(Dünden Devamı)
Türk adının kutsal ve mübarek sayılan değerlerle birlikte anılması aynı zamanda Türk adının da kutsal ve mübarek bir ad olduğunu ve bu şekilde kabul edildiğini gösterir ve “Tanrı onlara Türk adını verdi” diyen Kaşgarlı Mahmud’un görüşlerini kuvvetlendirir.
Türk Sözcüğü Öztürkçe ve Birleşik Bir Sözcük müdür?
Türk sözcüğünün kök ve türemiş bir sözcük olmayıp birleşik ve öztürkçe bir sözlük olduğu hemen hemen herkes tarafından kabul edilmektedir. Türkçe de iki ayrı sözcüğün birleşerek oluşturduğu, yeni bir kavramı belirten sözcüğe bileşik sözcük denir. Türk sözcüğündeki birinci sözcük insan türü, topluluk anlamına gelen “tür” ve ikinci sözcük ise ünlü düşmesine uğramış olan “ök“ tür. Örneğin Tatarca da Türk sözcüğü “ Türük “ biçiminde yer alıyor ve bugünde böyle kullanılıyor. Türkçe lehçeler içinde en eskisi olarak bilinen Yakut Türkçesinde Türk sözcüğü “ Türök “ biçiminde söyleniyor. Bu durumda Türk sözcüğü ; “Tür – ük“ ya da “ Tür – ök “ biçiminde olmalıdır. Ök-Ök sözcüğü ve kavramı Prototürkçe/Ön Türkçenin en eski sözcük ve kavramlarindan birisi olupTanrı’dan gelen, Tanrıya ve Tanrının güvencesine dayanan, insan manalarına gelir.

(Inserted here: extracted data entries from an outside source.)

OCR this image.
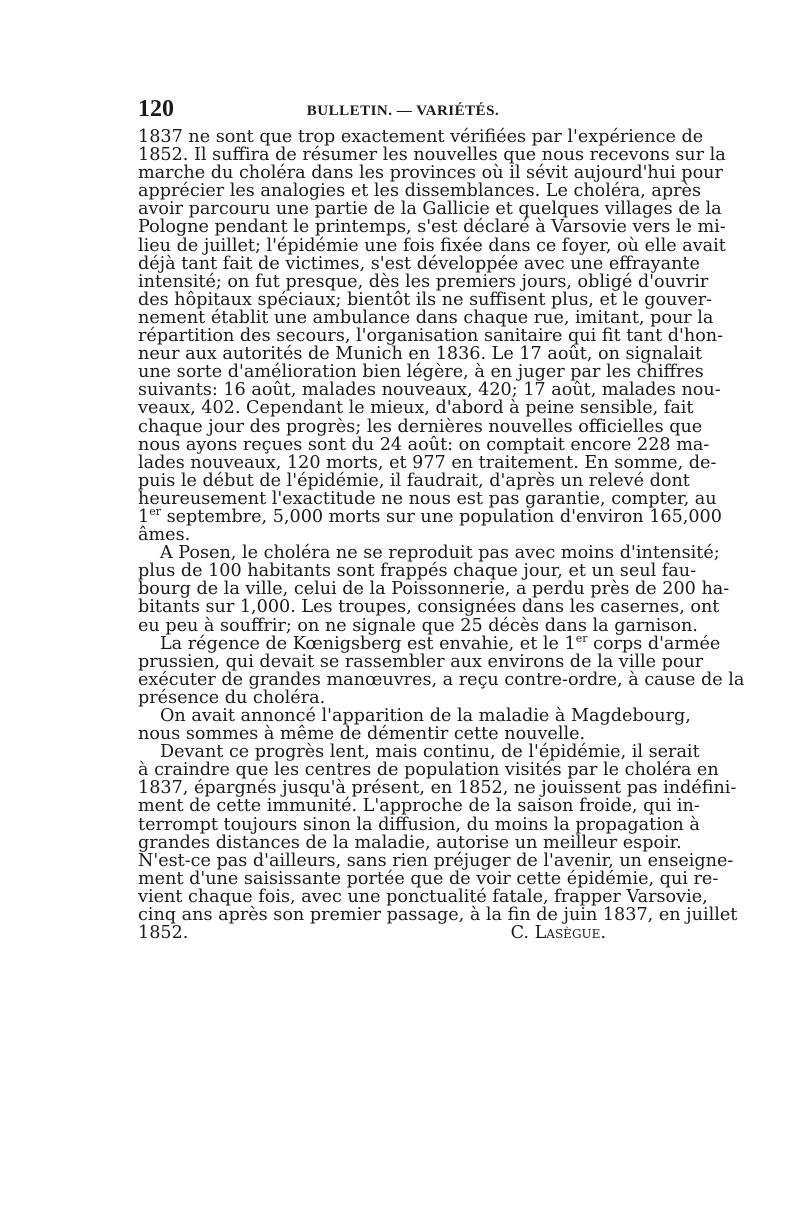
120	BULLETIN. — VARIÉTÉS.
1837 ne sont que trop exactement vérifiées par l'expérience de
1852. Il suffira de résumer les nouvelles que nous recevons sur la
marche du choléra dans les provinces où il sévit aujourd'hui pour
apprécier les analogies et les dissemblances. Le choléra, après
avoir parcouru une partie de la Gallicie et quelques villages de la
Pologne pendant le printemps, s'est déclaré à Varsovie vers le mi-
lieu de juillet; l'épidémie une fois fixée dans ce foyer, où elle avait
déjà tant fait de victimes, s'est développée avec une effrayante
intensité; on fut presque, dès les premiers jours, obligé d'ouvrir
des hôpitaux spéciaux; bientôt ils ne suffisent plus, et le gouver-
nement établit une ambulance dans chaque rue, imitant, pour la
répartition des secours, l'organisation sanitaire qui fit tant d'hon-
neur aux autorités de Munich en 1836. Le 17 août, on signalait
une sorte d'amélioration bien légère, à en juger par les chiffres
suivants: 16 août, malades nouveaux, 420; 17 août, malades nou-
veaux, 402. Cependant le mieux, d'abord à peine sensible, fait
chaque jour des progrès; les dernières nouvelles officielles que
nous ayons reçues sont du 24 août: on comptait encore 228 ma-
lades nouveaux, 120 morts, et 977 en traitement. En somme, de-
puis le début de l'épidémie, il faudrait, d'après un relevé dont
heureusement l'exactitude ne nous est pas garantie, compter, au
1er septembre, 5,000 morts sur une population d'environ 165,000
âmes.
A Posen, le choléra ne se reproduit pas avec moins d'intensité;
plus de 100 habitants sont frappés chaque jour, et un seul fau-
bourg de la ville, celui de la Poissonnerie, a perdu près de 200 ha-
bitants sur 1,000. Les troupes, consignées dans les casernes, ont
eu peu à souffrir; on ne signale que 25 décès dans la garnison.
La régence de Kœnigsberg est envahie, et le 1er corps d'armée
prussien, qui devait se rassembler aux environs de la ville pour
exécuter de grandes manœuvres, a reçu contre-ordre, à cause de la
présence du choléra.
On avait annoncé l'apparition de la maladie à Magdebourg,
nous sommes à même de démentir cette nouvelle.
Devant ce progrès lent, mais continu, de l'épidémie, il serait
à craindre que les centres de population visités par le choléra en
1837, épargnés jusqu'à présent, en 1852, ne jouissent pas indéfini-
ment de cette immunité. L'approche de la saison froide, qui in-
terrompt toujours sinon la diffusion, du moins la propagation à
grandes distances de la maladie, autorise un meilleur espoir.
N'est-ce pas d'ailleurs, sans rien préjuger de l'avenir, un enseigne-
ment d'une saisissante portée que de voir cette épidémie, qui re-
vient chaque fois, avec une ponctualité fatale, frapper Varsovie,
cinq ans après son premier passage, à la fin de juin 1837, en juillet
1852.	C. Lasègue.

Bu durumda Tür-ök, Tür-ük sözcüklerinin birleşmesinden oluşan ve birleşik bir sözcük olan Türk sözcüğü, Tanrı’dan gelen, Tanrının güvencesinde, Tanrıya dayanan, inanan insan topluluğu manasına gelir. Yaşayan Türkçemizde de öksüz, ökü olmayan, yani anası, babası, dayanacağı, güveneceği kimsesi olmayan insan demektir.
Ziya GÖKALP ise, Türk adını “Türeli-Töreli“ (kanun-yasa-nizam sahibi) diye açıklamıştır. W. Bartold’un düşüncesi de buna yakındır. (İ. Kafesoğlu T.D.E.K. s:106)

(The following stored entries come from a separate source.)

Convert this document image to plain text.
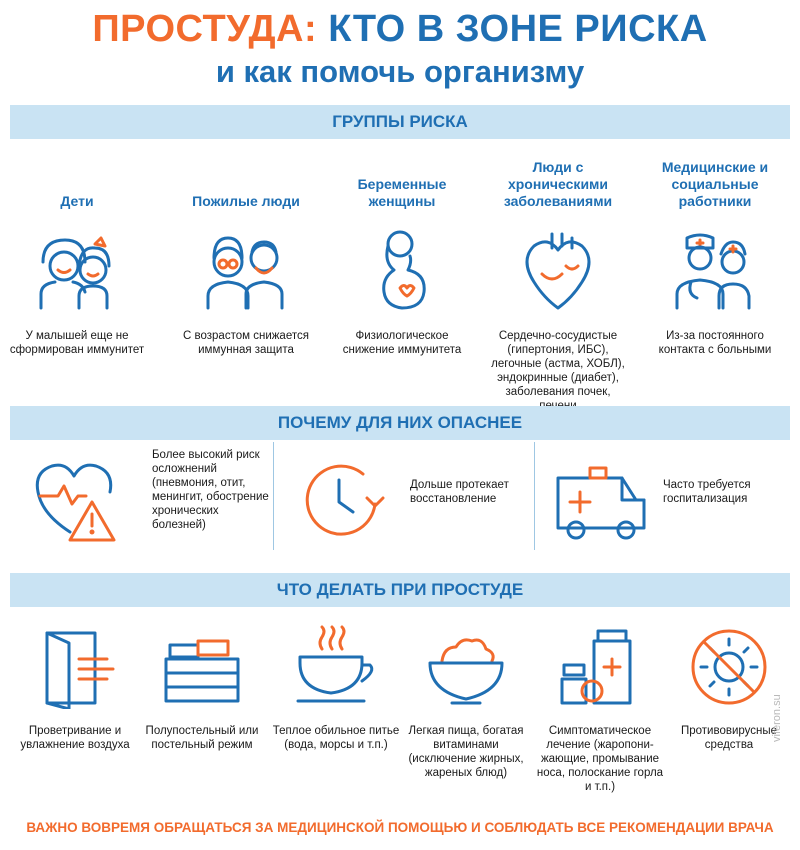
ПРОСТУДА: КТО В ЗОНЕ РИСКА
и как помочь организму
ГРУППЫ РИСКА
Дети
У малышей еще не сформирован иммунитет
Пожилые люди
С возрастом снижается иммунная защита
Беременные женщины
Физиологическое снижение иммунитета
Люди с хроническими заболеваниями
Сердечно-сосудистые (гипертония, ИБС), легочные (астма, ХОБЛ), эндокринные (диабет), заболевания почек,
Медицинские и социальные работники
Из-за постоянного контакта с больными
ПОЧЕМУ ДЛЯ НИХ ОПАСНЕЕ
Более высокий риск осложнений (пневмония, отит, менингит, обострение хронических болезней)
Дольше протекает восстановление
Часто требуется госпитализация
ЧТО ДЕЛАТЬ ПРИ ПРОСТУДЕ
Проветривание и увлажнение воздуха
Полупостельный или постельный режим
Теплое обильное питье (вода, морсы и т.п.)
Легкая пища, богатая витаминами (исключение жирных, жареных блюд)
Симптоматическое лечение (жаропони-жающие, промывание носа, полоскание горла и т.п.)
Противовирусные средства
viferon.su
ВАЖНО ВОВРЕМЯ ОБРАЩАТЬСЯ ЗА МЕДИЦИНСКОЙ ПОМОЩЬЮ И СОБЛЮДАТЬ ВСЕ РЕКОМЕНДАЦИИ ВРАЧА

Töre-Türe, Türk milletinin yüz yıllar boyunca sosyal hayatını düzenleyen herkesçe uyulması mecbur olan kurallardı. Gök Tanrı dini diye bildiğimiz ve Hanif-Muvahhid karekterli –Tek Tanrılı- eski Türk dininin adının “Töre” olduğuna dair iddialar da mevcuttur. Söz gelişi Said Başer:
“Töre büyük bir ihtimalle eski Türk dininin adıdır.” (S.Başer, S: 38) Yusuf Has Hacip’ de “Kutadgu Bilig“ (Kut kazanma bilgisi) adlı eserinde bu görüşü kuvvetlendirmektedir. O’na göre: “Tanrı kadirdir, adildir, gerçek töreyi koyan O’dur.” ( Beyit: 3192 ) Bir başka bir beyitte ise: “Eğer (törenin uygulanmasında kusur edersen ) Tanrı’dan affını dile!” denilmektedir. Eski Türk dininin adını “Töre“ olarak kabul eder ve Ziya Gökalp’ın belirttiği gibi, Türk adını “Töreli, nizamlı” şeklinde kabul edip bu görüşlerin hepsini birleştirirsek o zaman Türk adının manası: “Güçlü, kuvvetli, kudretli, töreli, dinli, imanlı, Allah’tan gelen, Allah’ın güvencesinde, Allah‘a dayanan, Allah’ın gönderdiği dine ve kurallara uyan millet” manalarına gelir. Bu görüş aynı zamanda “Tanrı onlara Türk adını verdi” diyen Kaşgarlı Mahmud’un görüşüyle de örtüşür. (Son)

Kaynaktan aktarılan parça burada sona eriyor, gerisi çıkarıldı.